LFM Reviews The Beauty Inside

By Joe Bendel. Kim Woo-jin is a furniture designer, a sensitive hipster job if ever there was one. However, viewers will not envy his cool sounding gig. It is, after all, lonely work and Kim has some peculiarly unique issues that makes it feel ever more so. Shape-shifting romance gets a fresh spin in BAIK’s The Beauty Inside, which opens this Friday in New York.

Ever since he was eighteen, Kim wakes up from each slumber in a different body. He has the same consciousness, but he could be man or woman, young or old, Korean or a foreigner. Naturally he dropped out of school and has never had a relationship past a one-night stand. Refusing to forget his high school friend, Sang-baek discovered Kim’s secret and now manages his exclusive custom-made furniture business. His otherwise lonely world is about to be rocked by Hong E-soo, the beautiful and knowledgeable sales associate at his favorite limited edition furniture store.

Falling hard, Kim will wait until he finally has another handsome face to ask her out. When she says yes, he presses his advantage as best he can, resisting sleep for several days, he manages to make quite an impression, but a crash is inevitable. Despite his disappearing act, Kim cannot make a clean break of it. Eventually he will try to explain himself when he is hired as a sales trainee while outwardly appearing to be a fragile young woman.

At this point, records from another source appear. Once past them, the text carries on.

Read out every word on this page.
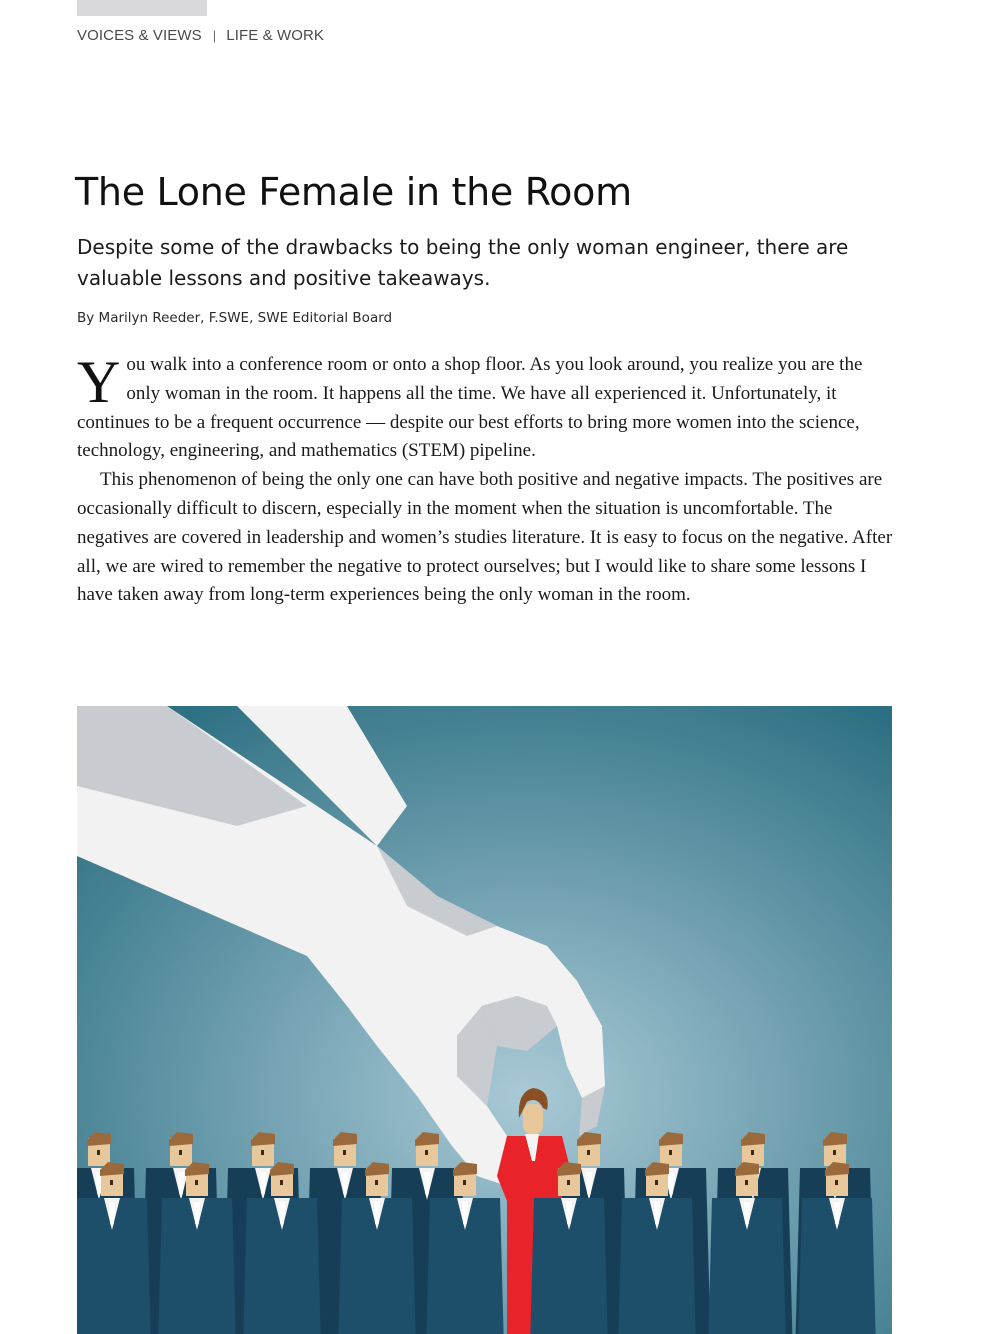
VOICES & VIEWS | LIFE & WORK
The Lone Female in the Room

Despite some of the drawbacks to being the only woman engineer, there are valuable lessons and positive takeaways.

By Marilyn Reeder, F.SWE, SWE Editorial Board

You walk into a conference room or onto a shop floor. As you look around, you realize you are the only woman in the room. It happens all the time. We have all experienced it. Unfortunately, it continues to be a frequent occurrence — despite our best efforts to bring more women into the science, technology, engineering, and mathematics (STEM) pipeline.

This phenomenon of being the only one can have both positive and negative impacts. The positives are occasionally difficult to discern, especially in the moment when the situation is uncomfortable. The negatives are covered in leadership and women’s studies literature. It is easy to focus on the negative. After all, we are wired to remember the negative to protect ourselves; but I would like to share some lessons I have taken away from long-term experiences being the only woman in the room.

Up to a point, BAIK and co-screenwriters Kim Sun-jung and Park Jung-ye adapt Drake Doremus’s corporate-sponsored social-media produced film that you probably haven’t seen in the first place. However, they take the story far deeper, exploring the day-to-day issues that plague Kim’s relationship with the understanding Hong. Some challenges are obvious and comparatively pedestrian, but the overall stress on Hong is more serious than the cloistered Kim initially understands.

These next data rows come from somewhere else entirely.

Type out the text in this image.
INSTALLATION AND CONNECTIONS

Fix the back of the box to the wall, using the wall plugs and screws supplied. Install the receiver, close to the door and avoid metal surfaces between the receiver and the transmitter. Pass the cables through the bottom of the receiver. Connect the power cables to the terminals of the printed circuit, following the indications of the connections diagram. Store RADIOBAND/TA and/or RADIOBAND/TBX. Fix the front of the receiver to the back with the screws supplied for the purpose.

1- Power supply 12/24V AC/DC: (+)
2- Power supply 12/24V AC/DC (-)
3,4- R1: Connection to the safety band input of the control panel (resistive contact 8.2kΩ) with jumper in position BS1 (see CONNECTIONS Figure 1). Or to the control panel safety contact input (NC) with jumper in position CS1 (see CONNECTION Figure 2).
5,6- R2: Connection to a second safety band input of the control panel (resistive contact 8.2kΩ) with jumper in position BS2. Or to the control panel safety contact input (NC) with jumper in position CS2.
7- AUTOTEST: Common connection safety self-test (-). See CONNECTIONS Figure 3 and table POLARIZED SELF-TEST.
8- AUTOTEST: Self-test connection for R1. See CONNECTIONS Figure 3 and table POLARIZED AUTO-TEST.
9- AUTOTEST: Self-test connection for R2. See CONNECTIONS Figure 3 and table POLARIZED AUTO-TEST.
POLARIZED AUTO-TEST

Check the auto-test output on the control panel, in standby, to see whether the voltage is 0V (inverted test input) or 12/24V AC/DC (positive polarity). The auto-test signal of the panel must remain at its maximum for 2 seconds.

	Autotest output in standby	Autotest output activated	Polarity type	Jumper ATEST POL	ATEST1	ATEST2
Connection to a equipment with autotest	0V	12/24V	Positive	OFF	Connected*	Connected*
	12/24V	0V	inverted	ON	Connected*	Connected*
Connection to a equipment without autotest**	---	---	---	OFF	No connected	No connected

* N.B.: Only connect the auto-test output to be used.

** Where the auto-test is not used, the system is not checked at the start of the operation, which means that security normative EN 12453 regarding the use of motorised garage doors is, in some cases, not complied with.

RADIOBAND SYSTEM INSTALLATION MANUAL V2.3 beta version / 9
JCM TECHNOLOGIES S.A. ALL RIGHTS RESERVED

Beauty Inside sort of compares to the honestly not so bad Adam Sandler vehicle 50 First Dates, but it is more fantastical and more serious in the treatment of its premise. Some real thought went into the implications of Kim’s condition. BAIK also stays faithful to the conceit, by never using a consistent Kim Prime for voiceovers or scenes reflecting how he sees himself. Instead, we have to adapt to a new Kim right along with Hong.

From "The Beauty Inside."

As a result, Beauty Inside is like the Korean It’s a Mad, Mad, Mad, Mad World of intimate romantic fantasies. Not only do some of South Korea’s top stars play Kims, their agents were also press-ganged into service, along with most of the crew. Somehow, everyone seems to connect with the pathos of Kim’s unusual state. Even those appearing briefly manage to express deep angst and loneliness. Yet, none of the leading men Kims can hold a candle to Chun Woo-hee’s delicate vulnerability as the sales trainee Kim. It is also pretty impressive watching Han Hyo-joo’s smart and sophisticated Hong play off dozens of radically different Kims.

Beauty Inside would be one of the best rom-coms of the year, but it is much more rom than com. There are some slightly absurd situations, but what humor there is can never be described as low or broad. For what its worth, the film also seems to be genuinely interested in fine furniture, which is kind of nice. Highly recommended for those who enjoy romantic fantasies that come with surprising substance, The Beauty Inside opens this Friday (9/11) in New York, at the AMC Empire.

LFM GRADE: A

Posted on September 9th, 2015 at 5:28pm.